I've only collected "tcp and port 443" traffic so far.
While I'm trying to figure out the reason for the lack of details (ja3s,ja3c) for a large number of connections defined as tls.
I found a program for splitting a .pcap file by tcp connections (pkt2flow), which greatly simplifies the analysis process.
I will collect a sufficient set of such traffic.
Perfect. In the meantime, could you take a look at #1948? It is still a draft, but it should work
I wouldn't rush this PR without a sufficient set of traffic and traffic samples to test.
Statistics showed that padding does not depend on the application protocol.
The most common is the padding of 2 and 6 zero bytes.
The complexity of parsing a sequence in a tcp stream is increased due to SACK
Ok, are you able to collect and share some of these flows?

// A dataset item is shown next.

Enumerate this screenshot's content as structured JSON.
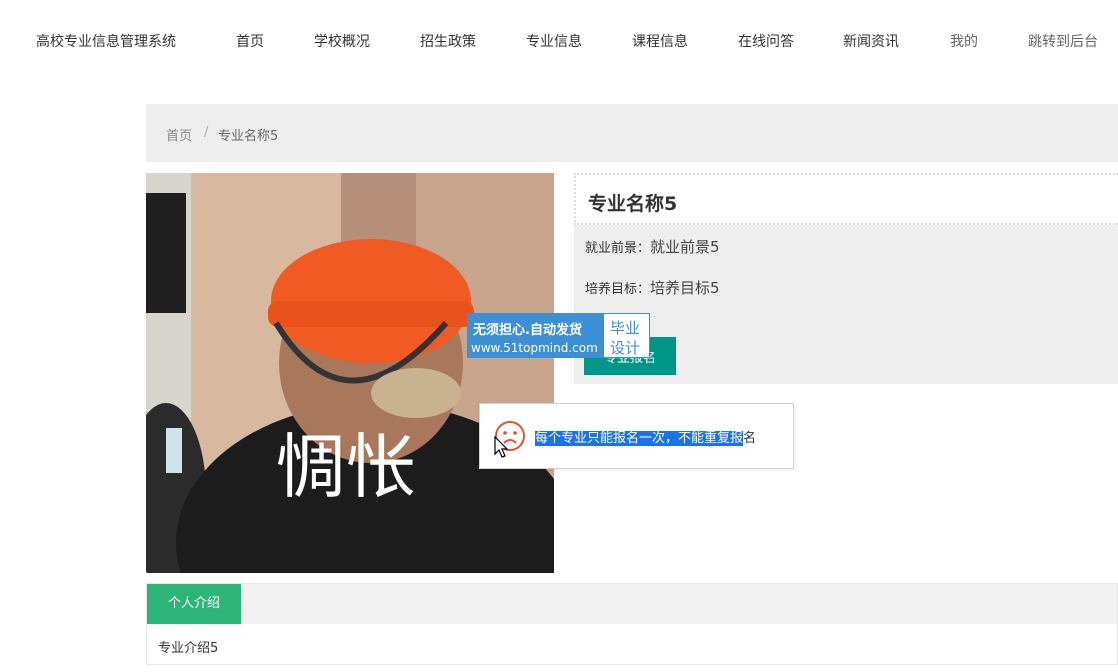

I am now looking for different samples. This is very slow as it requires a lot of manual work.
There are very difficult partial retransmissions.
I posted typical traffic examples and a utility for analyzing tcp-sequence in my repository in the "pagging" branch.
Look in the utils/tcp_check_seq directory.